There is a young man of our party, very fine, whose challenges are evaded. Many times he runs into the ring — so many times that there is a permanent image of him in the mind. He wears a purple breech-cloth, he is very black and has many strands of beads about his middle. It flatters him that he should be feared, and his mien of nonchalance is melted in a burning pride — he is wrapped in a flame of fierce pride. He comes to smile continually, with an intense irrepressible gratification. When I go away in the late afternoon, I leave that arrogant figure still challenging in the haze of the dusty ring, and still the champion of the Mvok Amuku.
Metingie — he of the Yebekolo tribe, he who has never eaten man — goes with me. The Yebekolo, he tells me, are not permitted to wrestle; neither the government nor their headmen permit it, because they are too quarrelsome. They could not wrestle without bloodshed, Metingie tells me complacently. And he tells me of a young man who was to-day challenged by his brother-in-law, and refused the challenge. ‘In that he did well,’ says the sage Metingie; and then is still. When he is still and I am still, there is only the sound of the drums to be heard; and when these are presently still, how still it is on the trail in that forest! All the innumerable music of the ground is still and waits on the dusk. And the dancedrums that will trouble the night are still — the very swamps through which we pass are still. And in that stillness it is cool. Somewhere beyond our range the sun is going down the path to the sea, the twelve-hour tyranny is at its ebb.

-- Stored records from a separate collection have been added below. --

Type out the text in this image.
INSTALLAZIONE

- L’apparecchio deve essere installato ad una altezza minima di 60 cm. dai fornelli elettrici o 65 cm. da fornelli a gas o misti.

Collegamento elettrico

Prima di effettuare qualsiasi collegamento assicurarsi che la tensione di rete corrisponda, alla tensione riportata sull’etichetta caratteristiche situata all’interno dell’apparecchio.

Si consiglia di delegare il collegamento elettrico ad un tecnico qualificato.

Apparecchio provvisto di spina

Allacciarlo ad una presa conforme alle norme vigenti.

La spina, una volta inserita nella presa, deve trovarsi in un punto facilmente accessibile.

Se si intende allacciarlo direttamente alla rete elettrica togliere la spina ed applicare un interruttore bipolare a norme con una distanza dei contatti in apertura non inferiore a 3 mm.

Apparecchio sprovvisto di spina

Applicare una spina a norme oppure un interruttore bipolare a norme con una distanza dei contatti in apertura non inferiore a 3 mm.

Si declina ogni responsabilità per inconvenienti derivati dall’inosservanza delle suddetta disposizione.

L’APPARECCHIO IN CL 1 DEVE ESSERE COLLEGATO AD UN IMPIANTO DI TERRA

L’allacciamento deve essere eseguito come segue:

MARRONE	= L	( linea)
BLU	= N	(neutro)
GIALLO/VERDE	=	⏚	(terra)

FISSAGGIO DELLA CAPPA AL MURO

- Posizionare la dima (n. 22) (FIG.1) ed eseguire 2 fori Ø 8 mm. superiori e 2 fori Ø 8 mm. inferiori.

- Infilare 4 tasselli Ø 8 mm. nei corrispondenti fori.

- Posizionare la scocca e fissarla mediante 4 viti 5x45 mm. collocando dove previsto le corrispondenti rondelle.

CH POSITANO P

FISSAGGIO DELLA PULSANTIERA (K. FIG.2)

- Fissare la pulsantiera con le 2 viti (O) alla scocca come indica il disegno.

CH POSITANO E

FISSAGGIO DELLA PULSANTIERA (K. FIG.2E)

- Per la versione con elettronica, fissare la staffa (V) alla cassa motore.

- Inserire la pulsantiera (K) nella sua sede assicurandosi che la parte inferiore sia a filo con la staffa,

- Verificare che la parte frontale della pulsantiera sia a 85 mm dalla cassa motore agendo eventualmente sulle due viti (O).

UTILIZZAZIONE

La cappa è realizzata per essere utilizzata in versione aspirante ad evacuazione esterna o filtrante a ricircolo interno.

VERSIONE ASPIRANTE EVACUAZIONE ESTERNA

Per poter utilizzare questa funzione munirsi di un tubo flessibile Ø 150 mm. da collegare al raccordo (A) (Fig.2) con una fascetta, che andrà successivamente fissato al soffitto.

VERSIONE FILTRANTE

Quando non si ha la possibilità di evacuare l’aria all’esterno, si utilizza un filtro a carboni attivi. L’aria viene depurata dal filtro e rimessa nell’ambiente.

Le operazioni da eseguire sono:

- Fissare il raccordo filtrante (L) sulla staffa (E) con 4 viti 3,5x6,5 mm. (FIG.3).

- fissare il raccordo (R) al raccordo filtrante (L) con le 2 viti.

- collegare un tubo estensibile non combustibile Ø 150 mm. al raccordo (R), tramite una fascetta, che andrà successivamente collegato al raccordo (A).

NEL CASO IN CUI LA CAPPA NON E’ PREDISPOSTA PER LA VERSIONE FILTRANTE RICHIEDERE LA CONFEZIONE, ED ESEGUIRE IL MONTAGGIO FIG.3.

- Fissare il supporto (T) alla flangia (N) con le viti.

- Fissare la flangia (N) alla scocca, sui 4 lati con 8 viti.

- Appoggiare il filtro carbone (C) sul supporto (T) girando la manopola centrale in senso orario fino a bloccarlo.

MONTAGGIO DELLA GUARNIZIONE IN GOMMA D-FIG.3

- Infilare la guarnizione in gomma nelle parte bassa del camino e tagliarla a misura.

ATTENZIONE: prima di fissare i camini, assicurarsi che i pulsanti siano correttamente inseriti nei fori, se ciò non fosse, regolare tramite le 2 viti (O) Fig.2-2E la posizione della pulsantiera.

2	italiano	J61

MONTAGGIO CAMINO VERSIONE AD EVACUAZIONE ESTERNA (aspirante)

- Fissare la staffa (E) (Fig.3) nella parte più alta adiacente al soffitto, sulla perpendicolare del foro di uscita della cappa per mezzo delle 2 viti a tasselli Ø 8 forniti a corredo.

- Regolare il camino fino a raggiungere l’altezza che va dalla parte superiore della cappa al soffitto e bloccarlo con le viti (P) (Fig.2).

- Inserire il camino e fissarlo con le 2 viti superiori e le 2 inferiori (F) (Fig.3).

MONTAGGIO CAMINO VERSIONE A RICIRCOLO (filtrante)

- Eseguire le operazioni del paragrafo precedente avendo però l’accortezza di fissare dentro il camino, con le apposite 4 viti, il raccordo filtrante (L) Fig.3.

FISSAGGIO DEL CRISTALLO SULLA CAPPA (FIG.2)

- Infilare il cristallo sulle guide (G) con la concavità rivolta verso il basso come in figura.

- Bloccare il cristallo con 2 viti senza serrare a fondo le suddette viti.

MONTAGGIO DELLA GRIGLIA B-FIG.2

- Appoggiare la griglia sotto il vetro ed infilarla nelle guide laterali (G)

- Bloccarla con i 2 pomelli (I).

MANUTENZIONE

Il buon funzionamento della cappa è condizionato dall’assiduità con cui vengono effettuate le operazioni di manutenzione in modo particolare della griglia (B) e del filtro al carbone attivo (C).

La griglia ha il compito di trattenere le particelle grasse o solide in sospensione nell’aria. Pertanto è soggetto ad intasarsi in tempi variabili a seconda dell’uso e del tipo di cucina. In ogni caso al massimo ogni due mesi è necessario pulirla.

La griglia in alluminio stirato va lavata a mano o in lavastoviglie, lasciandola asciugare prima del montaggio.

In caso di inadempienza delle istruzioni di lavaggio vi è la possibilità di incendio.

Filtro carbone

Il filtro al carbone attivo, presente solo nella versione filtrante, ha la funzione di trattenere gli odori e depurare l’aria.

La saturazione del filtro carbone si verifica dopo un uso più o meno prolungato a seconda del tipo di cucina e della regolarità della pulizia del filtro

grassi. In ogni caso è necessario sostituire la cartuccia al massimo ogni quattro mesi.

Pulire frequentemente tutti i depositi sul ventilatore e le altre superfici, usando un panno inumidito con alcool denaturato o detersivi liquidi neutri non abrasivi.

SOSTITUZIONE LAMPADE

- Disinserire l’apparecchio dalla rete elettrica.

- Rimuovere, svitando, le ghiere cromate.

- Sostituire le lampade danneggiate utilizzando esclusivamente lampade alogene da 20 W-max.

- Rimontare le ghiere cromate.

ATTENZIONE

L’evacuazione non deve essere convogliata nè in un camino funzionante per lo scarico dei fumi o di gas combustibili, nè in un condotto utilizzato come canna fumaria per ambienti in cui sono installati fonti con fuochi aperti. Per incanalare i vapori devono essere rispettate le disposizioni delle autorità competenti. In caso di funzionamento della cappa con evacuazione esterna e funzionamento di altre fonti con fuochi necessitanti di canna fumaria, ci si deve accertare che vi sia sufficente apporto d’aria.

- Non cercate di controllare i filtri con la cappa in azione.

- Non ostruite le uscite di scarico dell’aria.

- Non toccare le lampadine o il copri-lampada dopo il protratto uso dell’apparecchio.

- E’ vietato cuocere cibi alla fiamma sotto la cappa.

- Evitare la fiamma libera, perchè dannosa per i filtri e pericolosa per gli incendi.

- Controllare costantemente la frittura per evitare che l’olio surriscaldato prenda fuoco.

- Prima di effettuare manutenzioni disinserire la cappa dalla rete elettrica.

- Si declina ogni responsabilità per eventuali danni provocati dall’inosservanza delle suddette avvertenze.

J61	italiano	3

Metingie carries my helmet. That young man who has never eaten man is kind to me; he does not murder the heavenly stillness. I am ‘flee.’
In the village of Mbita we meet our twenty men with their forty spears; they are singing and dancing; all their spears are level. A woman cries out from the centre of this group. They are all terribly happy, but not the woman. They tell me how she ran away with a Bulu, and that her Bene husband, going after her to the Bulu bush, was there imprisoned, but has been this very day rescued by the powerful Bene. And the powerful Bene rush away down the road, joyous after an ancient fashion.
Metingie and I drift out of the pool of Mbita’s clearing into t he stream of the trail. We are again still.
I remember that stillness. Many a time, when I am in the subway, I remember the ineffable stillness of the forest. I wonder to find myself where I am — so savagely circumstanced — so pressed upon by alien bodies — so smitten by noise. Traveling like this, in white man’s fashion, you are certainly safe from the snakes and the leopards and the cannibal tribes of that other world where you traveled in other fashions. Now that you are shut up so safely in the guts of Manhattan, your friends feel at case about you — surely the sun shall not smite you by day nor the moon by night.
And yet, perversely, in this perfection of safety, you are intimidated. Suddenly passive after your desperate adventures with traffic, you feel the hidden things of memory rise and flood your heart; you dream. You remember other times of day than the manufactured night of the subway, and other ways of travel. And suddenly, in the indestructible silence that is the core of that incessant clamor, you hear a bugle calling in a forest-clearing that, is halfway round the world.